If its not people like me writing books on fatherhood it’s a constant stream of studies and surveys either tweaking what we already do, or completely debunking it and calling for a return to the old days and old ways.

Take something as seemingly straightforward and certainly fundamental as putting your baby to bed. In the very recent past swaddling, despite being good enough for the infant Jesus in his manger, has gone from all the rage to verging on outrageously irresponsible.

Similarly whereas babies of my vintage were often put in our cots on our tummies, the advice now is absolutely to avoid that at all costs, with links having been found to the cause of cot death.

Weaning? Start weaning at four months was the call, four months, definitely four months. Ah, no, sorry, six months, start weaning at six months and not a moment before.

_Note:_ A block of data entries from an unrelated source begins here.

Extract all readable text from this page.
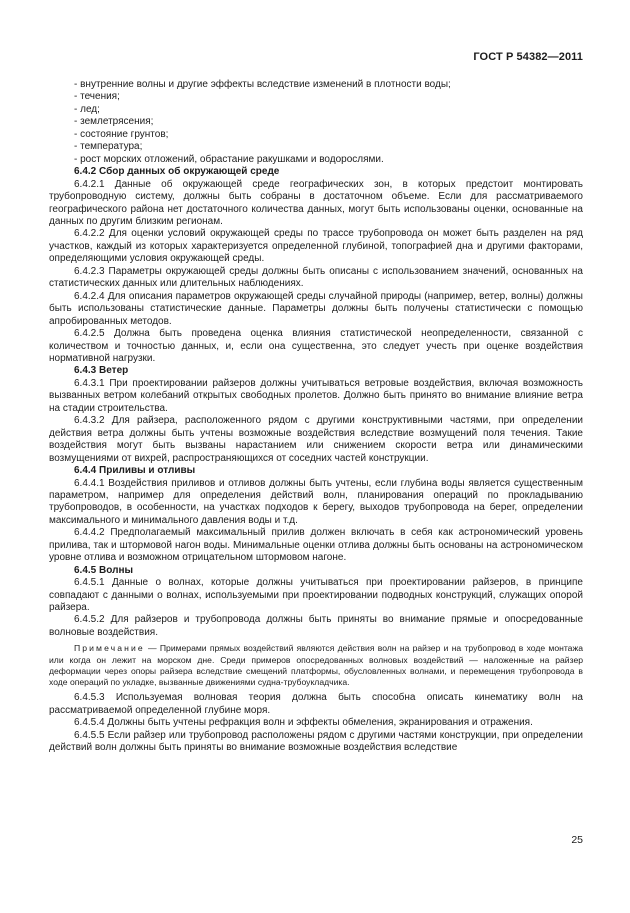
ГОСТ Р 54382—2011

- внутренние волны и другие эффекты вследствие изменений в плотности воды;

- течения;

- лед;

- землетрясения;

- состояние грунтов;

- температура;

- рост морских отложений, обрастание ракушками и водорослями.

6.4.2 Сбор данных об окружающей среде

6.4.2.1 Данные об окружающей среде географических зон, в которых предстоит монтировать трубопроводную систему, должны быть собраны в достаточном объеме. Если для рассматриваемого географического района нет достаточного количества данных, могут быть использованы оценки, основанные на данных по другим близким регионам.

6.4.2.2 Для оценки условий окружающей среды по трассе трубопровода он может быть разделен на ряд участков, каждый из которых характеризуется определенной глубиной, топографией дна и другими факторами, определяющими условия окружающей среды.

6.4.2.3 Параметры окружающей среды должны быть описаны с использованием значений, основанных на статистических данных или длительных наблюдениях.

6.4.2.4 Для описания параметров окружающей среды случайной природы (например, ветер, волны) должны быть использованы статистические данные. Параметры должны быть получены статистически с помощью апробированных методов.

6.4.2.5 Должна быть проведена оценка влияния статистической неопределенности, связанной с количеством и точностью данных, и, если она существенна, это следует учесть при оценке воздействия нормативной нагрузки.

6.4.3 Ветер

6.4.3.1 При проектировании райзеров должны учитываться ветровые воздействия, включая возможность вызванных ветром колебаний открытых свободных пролетов. Должно быть принято во внимание влияние ветра на стадии строительства.

6.4.3.2 Для райзера, расположенного рядом с другими конструктивными частями, при определении действия ветра должны быть учтены возможные воздействия вследствие возмущений поля течения. Такие воздействия могут быть вызваны нарастанием или снижением скорости ветра или динамическими возмущениями от вихрей, распространяющихся от соседних частей конструкции.

6.4.4 Приливы и отливы

6.4.4.1 Воздействия приливов и отливов должны быть учтены, если глубина воды является существенным параметром, например для определения действий волн, планирования операций по прокладыванию трубопроводов, в особенности, на участках подходов к берегу, выходов трубопровода на берег, определении максимального и минимального давления воды и т.д.

6.4.4.2 Предполагаемый максимальный прилив должен включать в себя как астрономический уровень прилива, так и штормовой нагон воды. Минимальные оценки отлива должны быть основаны на астрономическом уровне отлива и возможном отрицательном штормовом нагоне.

6.4.5 Волны

6.4.5.1 Данные о волнах, которые должны учитываться при проектировании райзеров, в принципе совпадают с данными о волнах, используемыми при проектировании подводных конструкций, служащих опорой райзера.

6.4.5.2 Для райзеров и трубопровода должны быть приняты во внимание прямые и опосредованные волновые воздействия.

Примечание — Примерами прямых воздействий являются действия волн на райзер и на трубопровод в ходе монтажа или когда он лежит на морском дне. Среди примеров опосредованных волновых воздействий — наложенные на райзер деформации через опоры райзера вследствие смещений платформы, обусловленных волнами, и перемещения трубопровода в ходе операций по укладке, вызванные движениями судна-трубоукладчика.

6.4.5.3 Используемая волновая теория должна быть способна описать кинематику волн на рассматриваемой определенной глубине моря.

6.4.5.4 Должны быть учтены рефракция волн и эффекты обмеления, экранирования и отражения.

6.4.5.5 Если райзер или трубопровод расположены рядом с другими частями конструкции, при определении действий волн должны быть приняты во внимание возможные воздействия вследствие

25
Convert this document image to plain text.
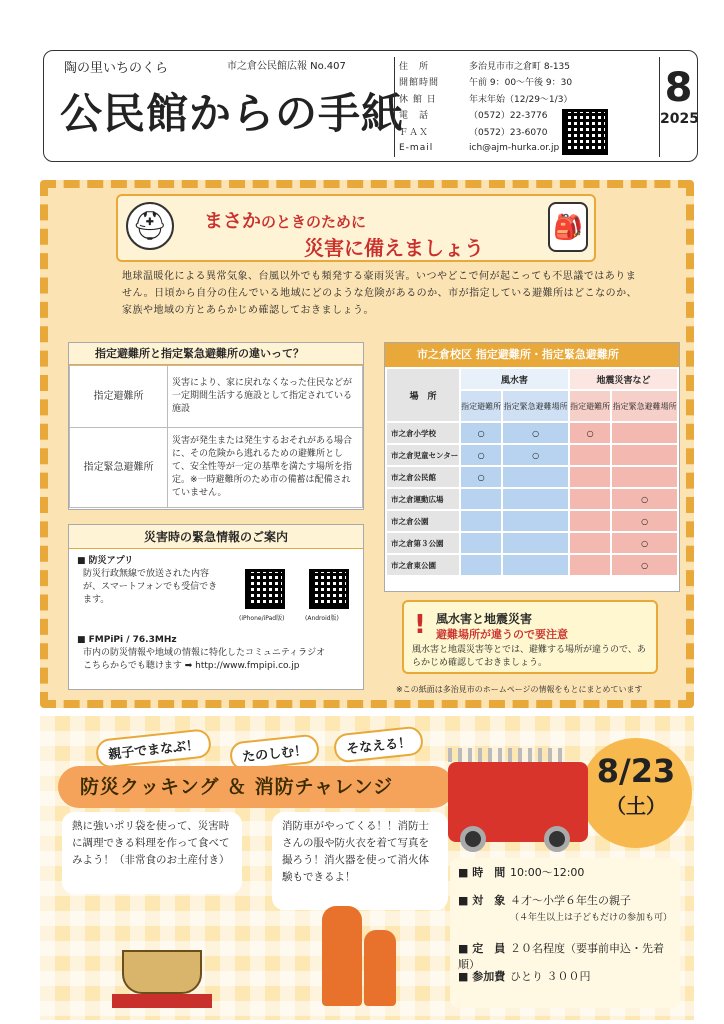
陶の里いちのくら	市之倉公民館広報 No.407
公民館からの手紙
住　所	多治見市市之倉町 8-135
開館時間	午前 9：00～午後 9：30
休 館 日	年末年始（12/29～1/3）
電　話	（0572）22-3776
ＦＡＸ	（0572）23-6070
E-mail	ich@ajm-hurka.or.jp
8
2025
まさかのときのために
災害に備えましょう
⛑	🎒
地球温暖化による異常気象、台風以外でも頻発する豪雨災害。いつやどこで何が起こっても不思議ではありません。日頃から自分の住んでいる地域にどのような危険があるのか、市が指定している避難所はどこなのか、家族や地域の方とあらかじめ確認しておきましょう。
指定避難所と指定緊急避難所の違いって？
指定避難所	災害により、家に戻れなくなった住民などが一定期間生活する施設として指定されている施設
指定緊急避難所	災害が発生または発生するおそれがある場合に、その危険から逃れるための避難所として、安全性等が一定の基準を満たす場所を指定。※一時避難所のため市の備蓄は配備されていません。
市之倉校区 指定避難所・指定緊急避難所
場　所	風水害		地震災害など	
	指定避難所	指定緊急避難場所	指定避難所	指定緊急避難場所
市之倉小学校	○	○	○	
市之倉児童センター	○	○		
市之倉公民館	○			
市之倉運動広場				○
市之倉公園				○
市之倉第３公園				○
市之倉東公園				○
! 風水害と地震災害
避難場所が違うので要注意
風水害と地震災害等とでは、避難する場所が違うので、あらかじめ確認しておきましょう。
※この紙面は多治見市のホームページの情報をもとにまとめています
災害時の緊急情報のご案内
■ 防災アプリ
防災行政無線で放送された内容が、スマートフォンでも受信できます。
(iPhone/iPad版)	(Android版)
■ FMPiPi / 76.3MHz
市内の防災情報や地域の情報に特化したコミュニティラジオ　こちらからでも聴けます ➡ http://www.fmpipi.co.jp
親子でまなぶ！	たのしむ！	そなえる！
防災クッキング ＆ 消防チャレンジ	8/23
（土）
熱に強いポリ袋を使って、災害時に調理できる料理を作って食べてみよう！（非常食のお土産付き）
消防車がやってくる！！消防士さんの服や防火衣を着て写真を撮ろう！消火器を使って消火体験もできるよ！	■ 時　間 10:00～12:00
■ 対　象 ４才～小学６年生の親子
（４年生以上は子どもだけの参加も可）
■ 定　員 ２０名程度（要事前申込・先着順）
■ 参加費 ひとり ３００円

Of course no one sets out to bamboozle new parents, but such is the pace of things these days the hue of perceived wisdom changes almost daily – and that’s to say nothing of the cultural differences to which we are all now exposed thanks to the smaller planet we inhabit.

Last week for instance pulitzer prize winning scientist Jared Diamond, who has spent 50 years living and working with ancient New Guinea peoples suggested that we would all be better off if we carried our children facing outwards rather than inwards.

The theory goes that if children, even from a very early age, can see more of the world around them they they will grow up to be more confident and self assured. All of which makes sense and is made even more interesting in terms of a father’s role when you take into account further research which suggests that men are much more likely to carry their young children facing outwards than their partners are.

Mobile phones, plucked and feathered chickens, even an escalator I saw not long ago all come with instructions these days (stand on to go up/down) – but alas babies do not – although it feels like its only a matter of time before they begin to come out with a beautifully designed graphically led user guide attached to the umbilical chord.

So perhaps we need all this advice to help us avert parental disaster?  There’s always lots to learn of course, but on the odd occasion it feels like we should give ourselves a wee break; our total colonisation of the planet would suggest that despite our many other shortcomings  as a species, we are pretty good at this procreation malarky.